Я веду речь о толстяках в нашем обществе. Например, о бизнесмене, который весит четыреста фунтов и обычно покупает два места в туристическом классе и убирает поручень между креслами. Я веду речь о женщине, которая готовит себе на ленч четыре гамбургера и съедает их с восемью ломтями хлеба и большим количеством картофельного салата со сметаной, за которым следует еще десерт: полгаллона мороженого поверх сладкого пирога.

В 1976 году во время деловой поездки в Нью-Йорк я видел очень толстого человека, который застрял во вращающейся двери книжного магазина «Даблдэй» на Пятой авеню. Огромный, потный, в полосатом костюме, он просто заклинил собой дверь. К охраннику на помощь прибежал городской полицейский; вдвоем они толкали и нажимали, пока мало-помалу дверь не начала рывками двигаться. Наконец она повернулась настолько, что джентльмену удалось выйти. И тогда я задал себе вопрос, который задаю до сих пор: многим ли отличается толпа, собравшаяся, чтобы поглазеть на эту спасательную операцию, от той, что слушает болтовню ярмарочного зазывалы… или от зрителей первого фильма студии «Юниверсал», не сводящих глаз с экрана, когда чудовище Франкенштейна встает с лабораторного стола и идет?

Чудовищны ли толстяки? А люди с заячьей губой или большими родимыми пятнами на лице? В ярмарочную труппу с этим не попадешь – слишком обычное уродство, к сожалению. А те, у кого по шесть пальцев на руках или ногах? Таких тоже немало. И если перейти поближе к повседневности, что вы скажете о человеке, у которого очень много угрей?

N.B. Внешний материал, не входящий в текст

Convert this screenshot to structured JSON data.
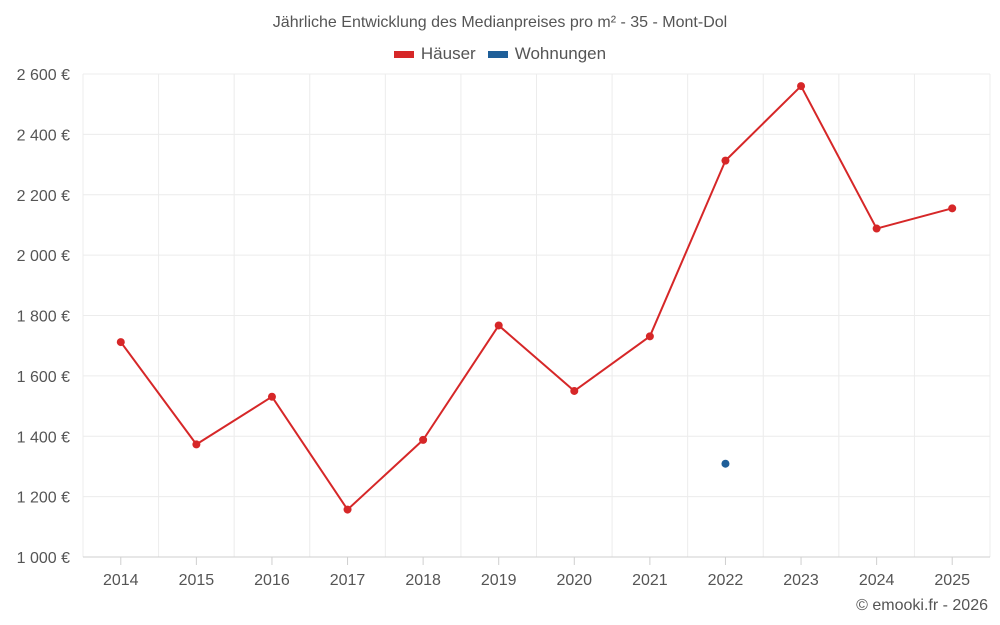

Конечно, обычные прыщи – это пустяк: даже у чирлидера может время от времени выскочить прыщик в уголке чудесного ротика. Но я и не говорю об обычных прыщах – я говорю о тех ужасных случаях, когда они покрывают все лицо, словно в японском фильме ужасов, нарыв на нарыве, и почти все пылают и гноятся.

Подобно той сцене в «Чужом» с разрывающейся грудью: этого вполне достаточно, чтобы заставить вас расстаться со съеденным попкорном… только видим мы это не в кино, а в реальности.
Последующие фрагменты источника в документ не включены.